Hi: I don't know about the wheel spacer part of wheel studs failing. I ran a set of spacers along with my Cragar S/S mags (the only way those wheels will fit on a vette is with wheel spacers) for approx 20 years without a problem. The only thing that I can think of is that: 1) the wrong spacers were used: and 2) the wrong lug nuts were used. 3) Improper torque of the lugs with spacers. If you use spacers, make sure that you use the correct lenght lug nuts to allow for the thickness of the spacer. Not having enough turns on the stud will put undue strain on 'em. I'm also not too sure on the rusty stud part; but I do know that improper torque of the lug nuts will increase the risk of stud failure, not to mention contributing to rotor warpage. Whatever the case may be; losing a wheel when driving can not only be dangerous, it can also ruin your whole day.

Dave
 
Thanks for all your replies, they are all great.

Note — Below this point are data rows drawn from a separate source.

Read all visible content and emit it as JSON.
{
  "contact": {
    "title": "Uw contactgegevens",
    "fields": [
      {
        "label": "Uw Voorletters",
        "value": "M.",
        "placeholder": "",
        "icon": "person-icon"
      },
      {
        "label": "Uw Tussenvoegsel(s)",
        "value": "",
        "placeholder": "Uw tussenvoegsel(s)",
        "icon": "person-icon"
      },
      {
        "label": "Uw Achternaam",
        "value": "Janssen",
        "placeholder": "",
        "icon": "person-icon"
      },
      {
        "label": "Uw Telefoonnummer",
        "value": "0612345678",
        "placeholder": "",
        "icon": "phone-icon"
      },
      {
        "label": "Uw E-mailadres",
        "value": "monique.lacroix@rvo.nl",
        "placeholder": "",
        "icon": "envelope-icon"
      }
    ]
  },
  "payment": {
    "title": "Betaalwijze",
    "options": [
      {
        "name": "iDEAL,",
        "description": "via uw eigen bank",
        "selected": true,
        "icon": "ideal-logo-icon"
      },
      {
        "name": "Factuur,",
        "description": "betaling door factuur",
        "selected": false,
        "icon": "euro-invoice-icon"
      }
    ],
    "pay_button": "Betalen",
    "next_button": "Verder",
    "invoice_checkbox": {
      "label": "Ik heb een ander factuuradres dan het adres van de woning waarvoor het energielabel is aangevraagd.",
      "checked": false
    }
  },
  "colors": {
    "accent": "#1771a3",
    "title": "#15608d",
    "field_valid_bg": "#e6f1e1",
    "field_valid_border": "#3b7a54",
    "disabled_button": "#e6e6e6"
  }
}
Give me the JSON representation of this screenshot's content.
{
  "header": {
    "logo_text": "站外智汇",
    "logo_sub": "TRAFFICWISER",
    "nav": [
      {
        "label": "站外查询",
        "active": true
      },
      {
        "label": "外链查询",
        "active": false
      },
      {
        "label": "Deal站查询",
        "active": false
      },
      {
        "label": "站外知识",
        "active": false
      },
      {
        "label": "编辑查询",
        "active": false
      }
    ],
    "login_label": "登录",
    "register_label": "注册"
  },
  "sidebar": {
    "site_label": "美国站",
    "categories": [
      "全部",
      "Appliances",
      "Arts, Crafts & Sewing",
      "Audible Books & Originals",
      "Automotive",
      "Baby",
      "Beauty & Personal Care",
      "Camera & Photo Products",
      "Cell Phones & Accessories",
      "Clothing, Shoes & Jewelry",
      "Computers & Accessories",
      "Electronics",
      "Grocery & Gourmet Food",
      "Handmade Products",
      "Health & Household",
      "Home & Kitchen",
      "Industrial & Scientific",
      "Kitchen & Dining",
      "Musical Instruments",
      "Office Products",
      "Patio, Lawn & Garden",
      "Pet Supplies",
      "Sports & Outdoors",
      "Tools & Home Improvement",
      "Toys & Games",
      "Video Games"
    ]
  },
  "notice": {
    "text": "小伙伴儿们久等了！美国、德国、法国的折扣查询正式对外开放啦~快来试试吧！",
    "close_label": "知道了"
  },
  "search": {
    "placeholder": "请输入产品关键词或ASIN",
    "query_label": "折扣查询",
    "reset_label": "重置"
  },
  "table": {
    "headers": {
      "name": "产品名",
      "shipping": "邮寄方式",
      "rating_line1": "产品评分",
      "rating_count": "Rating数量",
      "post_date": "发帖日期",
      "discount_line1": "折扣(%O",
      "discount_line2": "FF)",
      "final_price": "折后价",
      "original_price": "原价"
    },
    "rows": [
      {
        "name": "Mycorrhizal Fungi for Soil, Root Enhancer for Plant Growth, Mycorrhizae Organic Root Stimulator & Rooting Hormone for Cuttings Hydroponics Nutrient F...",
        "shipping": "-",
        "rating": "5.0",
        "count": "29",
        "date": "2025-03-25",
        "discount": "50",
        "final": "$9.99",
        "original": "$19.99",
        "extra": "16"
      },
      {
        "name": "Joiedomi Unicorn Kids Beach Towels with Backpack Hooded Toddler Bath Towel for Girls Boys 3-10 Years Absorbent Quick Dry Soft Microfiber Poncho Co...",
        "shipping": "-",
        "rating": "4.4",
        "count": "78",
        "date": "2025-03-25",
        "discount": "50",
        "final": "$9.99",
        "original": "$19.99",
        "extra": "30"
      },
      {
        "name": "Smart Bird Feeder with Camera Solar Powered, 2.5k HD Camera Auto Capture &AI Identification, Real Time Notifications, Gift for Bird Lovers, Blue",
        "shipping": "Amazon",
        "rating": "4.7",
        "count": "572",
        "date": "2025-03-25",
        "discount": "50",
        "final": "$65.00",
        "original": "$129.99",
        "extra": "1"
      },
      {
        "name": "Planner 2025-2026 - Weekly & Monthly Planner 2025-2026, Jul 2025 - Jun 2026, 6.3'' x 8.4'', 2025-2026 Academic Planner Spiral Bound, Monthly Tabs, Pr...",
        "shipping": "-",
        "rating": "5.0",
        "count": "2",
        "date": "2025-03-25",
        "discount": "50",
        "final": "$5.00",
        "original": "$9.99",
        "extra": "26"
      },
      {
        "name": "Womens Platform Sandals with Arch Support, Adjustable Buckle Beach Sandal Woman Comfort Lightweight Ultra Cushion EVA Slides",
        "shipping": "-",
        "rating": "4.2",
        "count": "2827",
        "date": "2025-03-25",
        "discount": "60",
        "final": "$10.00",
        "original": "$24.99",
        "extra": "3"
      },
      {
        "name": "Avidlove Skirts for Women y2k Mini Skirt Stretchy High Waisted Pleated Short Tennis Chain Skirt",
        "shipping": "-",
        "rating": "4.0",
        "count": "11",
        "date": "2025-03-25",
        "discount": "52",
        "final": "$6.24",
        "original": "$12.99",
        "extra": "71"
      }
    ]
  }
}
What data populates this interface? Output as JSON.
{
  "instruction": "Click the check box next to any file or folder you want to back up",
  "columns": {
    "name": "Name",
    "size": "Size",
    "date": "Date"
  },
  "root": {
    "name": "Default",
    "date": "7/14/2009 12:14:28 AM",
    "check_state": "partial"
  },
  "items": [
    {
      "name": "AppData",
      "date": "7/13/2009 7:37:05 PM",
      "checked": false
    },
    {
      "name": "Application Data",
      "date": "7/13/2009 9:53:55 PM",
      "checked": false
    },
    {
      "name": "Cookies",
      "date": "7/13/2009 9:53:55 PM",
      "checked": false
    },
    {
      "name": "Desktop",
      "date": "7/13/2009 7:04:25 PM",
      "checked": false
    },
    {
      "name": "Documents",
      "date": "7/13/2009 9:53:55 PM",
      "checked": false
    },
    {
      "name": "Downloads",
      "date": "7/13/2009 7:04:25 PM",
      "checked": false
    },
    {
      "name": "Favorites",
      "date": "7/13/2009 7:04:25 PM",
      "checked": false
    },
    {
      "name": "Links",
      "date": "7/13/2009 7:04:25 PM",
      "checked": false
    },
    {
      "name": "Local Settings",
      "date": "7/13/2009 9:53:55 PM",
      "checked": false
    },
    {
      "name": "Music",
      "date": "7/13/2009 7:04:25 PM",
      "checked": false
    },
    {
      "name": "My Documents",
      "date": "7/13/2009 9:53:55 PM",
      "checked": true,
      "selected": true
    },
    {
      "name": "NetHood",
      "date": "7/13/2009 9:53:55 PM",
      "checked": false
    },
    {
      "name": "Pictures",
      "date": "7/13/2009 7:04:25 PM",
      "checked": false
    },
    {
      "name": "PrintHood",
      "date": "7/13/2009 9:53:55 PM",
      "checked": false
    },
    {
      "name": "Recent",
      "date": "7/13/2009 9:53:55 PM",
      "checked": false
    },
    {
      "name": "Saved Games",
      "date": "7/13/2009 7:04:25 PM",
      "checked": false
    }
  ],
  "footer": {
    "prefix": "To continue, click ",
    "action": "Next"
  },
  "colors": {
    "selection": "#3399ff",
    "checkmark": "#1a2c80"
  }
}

So, I'm trying to locate the parts I need now and am having a hard time. I actually found another one of my lug nuts attached to the broken stud on the highway tonight (woo hoo!!!). Anyhow, the studs I need are 2.25 long and 7/16 x 20 thread. Funny thing is that the lug nuts said they were 1/2 x 20 but they're not. I also need to find these UniLug washer things. Got some Moroso lug studs but the were too long, and the seat looked too big. Plus, they said that they were not to be used with spacers :-(. Don't know where to go...any ideas?! I don't want to replace the wheels! Grrr...

Thanks...

- Jeremy
 
Ludigdrums said:
Thanks for all your replies, they are all great.

So, I'm trying to locate the parts I need now and am having a hard time. I actually found another one of my lug nuts attached to the broken stud on the highway tonight (woo hoo!!!). Anyhow, the studs I need are 2.25 long and 7/16 x 20 thread. Funny thing is that the lug nuts said they were 1/2 x 20 but they're not. I also need to find these UniLug washer things. Got some Moroso lug studs but the were too long, and the seat looked too big. Plus, they said that they were not to be used with spacers :-(. Don't know where to go...any ideas?! I don't want to replace the wheels! Grrr...

Thanks...

- Jeremy

Jeremy: What type of rims are they? & are the spacer kits used with your rims made by the same manufacture (Company)? Two things that you can do: One is to contact the manufacture that makes your rims (or the manufacture that makes the spacer kit) & tell 'em what happened. Alot of times they'll listen to those types of experiences & will be willing to help you out. If that doesn't work: Go To plan "B": If there's a NAPA in your area, chances are they'll have what you need. Good luck. Hate to see your vette get messed up further just because of rims. That's why I finally spent some bucks & had custom rims made for mine. Alot of the aftermarket rims will not fit C-3 vettes properly, cause of those Darn callipers! Take care & let me know what you find out & how you made out.